Good question. A better one might have been – “Did you have your own bedroom as a child?” The answer is “No, I didn’t. Not that I can remember.” As a war baby, I was moved around quite a bit in my childhood. I remember sleeping in three different bedrooms in our first house. Then we moved in with my maternal grandparents, and I slept in three more bedrooms, often in the same bed with one or other of the grandparents, sometimes on a makeshift bed on the floor. Later, or it may be around the same time, those early childhood memories are so hazy, I went to live with my parental grandparents – three more bedrooms there – same conditions. The family also had a bungalow close to the beach on the Gower peninsula. It had three bedrooms and I slept in all of them, under similar conditions, and seldom alone, until my later years.

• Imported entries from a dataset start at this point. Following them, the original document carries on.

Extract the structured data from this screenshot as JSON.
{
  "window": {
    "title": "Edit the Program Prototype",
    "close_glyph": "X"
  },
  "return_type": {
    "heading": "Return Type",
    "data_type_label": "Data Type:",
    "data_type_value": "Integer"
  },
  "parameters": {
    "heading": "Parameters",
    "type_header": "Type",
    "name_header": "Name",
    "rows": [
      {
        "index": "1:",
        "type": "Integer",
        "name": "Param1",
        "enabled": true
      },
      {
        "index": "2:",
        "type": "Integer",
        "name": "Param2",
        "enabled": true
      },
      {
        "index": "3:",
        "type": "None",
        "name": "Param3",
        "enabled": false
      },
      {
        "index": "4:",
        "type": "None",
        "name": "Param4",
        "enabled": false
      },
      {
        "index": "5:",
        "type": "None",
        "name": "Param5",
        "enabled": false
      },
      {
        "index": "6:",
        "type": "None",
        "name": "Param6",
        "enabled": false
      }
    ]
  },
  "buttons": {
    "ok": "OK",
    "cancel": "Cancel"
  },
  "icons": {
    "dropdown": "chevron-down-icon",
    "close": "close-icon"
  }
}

I was bundled off to boarding school while I was still a child. Two dormitories at the first boarding school. I was between six and eight years old, and the memories of that school are not sharp, though I recall with total clarity the canings and the shaming of myself and the other young children. It was a religious school. And I need say no more on that subject.

My second boarding school , a preparatory school, saw me inhabiting four dormitories that I can remember. My clearest memory of that place is running away one night, only to be brought kicking and screaming back to the place. Both my parents worked. During the holidays, I was shipped around to various members of the family – aunts, uncles, and grandparents. When I left that school, for the last time, age eleven, my grandparents drove me to my new forever home in a city far from my birthday place. There, three bedrooms witnessed my sleeping habits.

My third boarding school, the Junior School of a larger college, provided me with two dormitories, one per year while I was there. This was the time at which I started to travel with my mother during the vacations. A coach tour on the continent once saw us visiting six countries in two weeks, and that wasn’t the only coach tur I did with her. A succession of hotel bedrooms, then, and no nocturnal stability at all.

I stayed in my fourth boarding school, the Senior School of that Junior School, for five years and received a new dormitory each year. From there I went to study in Paris – more bedrooms – then down to Spain for the summer courses at the International University in Santander, but by now, age eighteen, my childhood was over.

So, a quick count shows that I slept in at least twenty-five bedrooms during my child. And that’s without counting holiday hotels, flats, apartments, and other forms of lodgings, including Youth Hostels.

So, remind me – what was the question? Ah yes, I remember now. “Do You still sleep in your childhood bedroom?” Well, my friends and readers, the answer is a very loud “NO!” Think about it – how could I have? I am not sure that I even had a childhood bedroom!